Re: Agreement on IRI "processing spec" moving to W3C from Martin J. Dürst on 2011-11-21 (public-iri@w3.org from November 2011)

From: Martin J. Dürst <duerst@it.aoyama.ac.jp>
Date: Mon, 21 Nov 2011 16:35:45 +0900
To: John C Klensin <john-ietf@jck.com>
CC: Chris Weber <chris@lookout.net>, "PUBLIC-IRI@W3.ORG" <PUBLIC-IRI@w3.org>
Message-ID: <4EC9FF51.20806@it.aoyama.ac.jp>
On 2011/11/21 0:29, John C Klensin wrote:

> --On Saturday, November 19, 2011 22:11 -0800 Chris Weber
> <chris@lookout.net>  wrote:
>
>> During IETF 82 an announcement was made that the IRI
>> "processing spec" would move to the W3C for creation as a
>> self-contained document.  See
>> <http://trac.tools.ietf.org/wg/iri/>  for the minutes.
>>
>> Are IRI WG members in agreement on this decision?
>
> For whatever it is worth, I object to this decision.

[I'm not trying to take a stand on this one way or another at the moment.]

> It became clear in the WG meeting (not that it wasn't before)
> that one of the problems with IRIs and "the specification" is
> that it becomes more and more complicated as we try to deal with
> different (sometimes conflicting) objectives and assumptions
> about what the specs are about.   Drawing a few examples from
> the meeting discussion,...

Just trying to give some explanations

>  (i)  Are IRIs protocol elements or presentation/ display
>  elements or halfway in between.

They can be both, depending on the circumstances.

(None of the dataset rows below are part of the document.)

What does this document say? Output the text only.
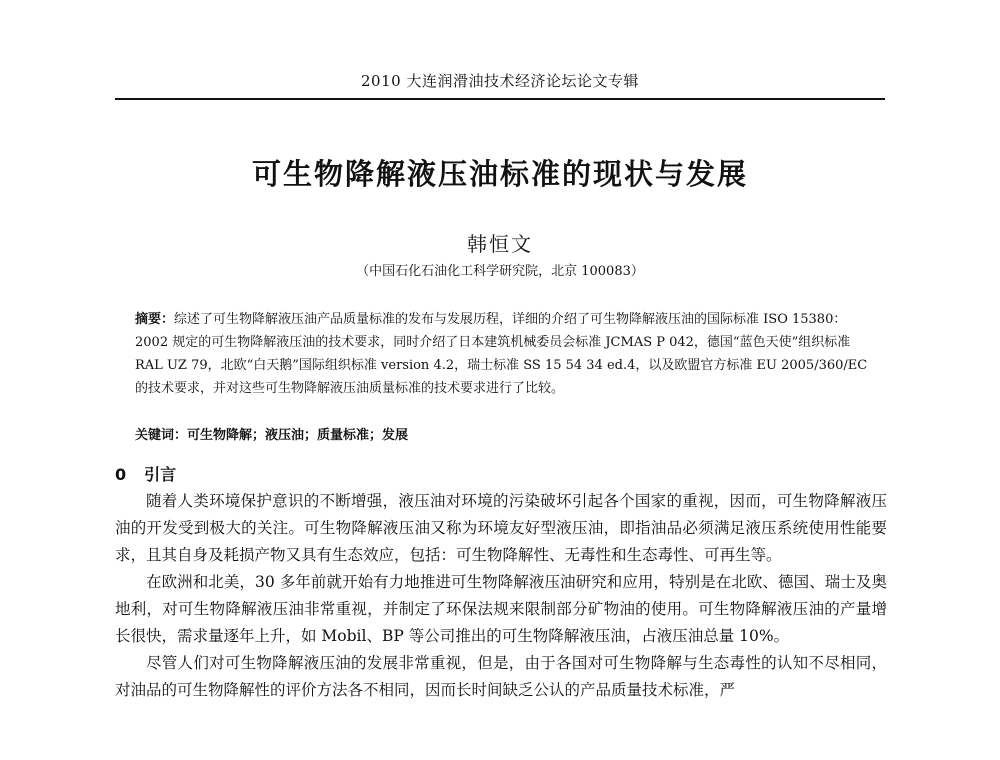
2010 大连润滑油技术经济论坛论文专辑
可生物降解液压油标准的现状与发展
韩恒文
（中国石化石油化工科学研究院，北京 100083）
摘要：综述了可生物降解液压油产品质量标准的发布与发展历程，详细的介绍了可生物降解液压油的国际标准 ISO 15380：2002 规定的可生物降解液压油的技术要求，同时介绍了日本建筑机械委员会标准 JCMAS P 042，德国“蓝色天使”组织标准 RAL UZ 79，北欧“白天鹅”国际组织标准 version 4.2，瑞士标准 SS 15 54 34 ed.4，以及欧盟官方标准 EU 2005/360/EC 的技术要求，并对这些可生物降解液压油质量标准的技术要求进行了比较。
关键词：可生物降解；液压油；质量标准；发展
0 引言

随着人类环境保护意识的不断增强，液压油对环境的污染破坏引起各个国家的重视，因而，可生物降解液压油的开发受到极大的关注。可生物降解液压油又称为环境友好型液压油，即指油品必须满足液压系统使用性能要求，且其自身及耗损产物又具有生态效应，包括：可生物降解性、无毒性和生态毒性、可再生等。

在欧洲和北美，30 多年前就开始有力地推进可生物降解液压油研究和应用，特别是在北欧、德国、瑞士及奥地利，对可生物降解液压油非常重视，并制定了环保法规来限制部分矿物油的使用。可生物降解液压油的产量增长很快，需求量逐年上升，如 Mobil、BP 等公司推出的可生物降解液压油，占液压油总量 10%。

尽管人们对可生物降解液压油的发展非常重视，但是，由于各国对可生物降解与生态毒性的认知不尽相同，对油品的可生物降解性的评价方法各不相同，因而长时间缺乏公认的产品质量技术标准，严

The current draft and 
issues list have some confusion there (that you rightly pointed out 
during the meeting), but that's mostly editorial in nature and should be 
fixed easily.

>                                       Does a real
>  presentation element need to be localized sufficiently
>  that it is not confusing to users who haven't been
>  carefully educated about subtle rules? Do we try to
>  answer that question with separate specs?

I think the answer to this is mostly that IRIs are in many ways very 
similar to URIs. For URIs (and limiting users to those familiar with the 
basic Latin alphabet), there's a wide range of opinions from "a user 
should never ever see it" to "use words that convey what the URI is 
standing for so that people know what the URI is about". I have seen 
conflicting opinions uttered on this by one and the same person in a 
very short timespan, on many occasions and by many different people.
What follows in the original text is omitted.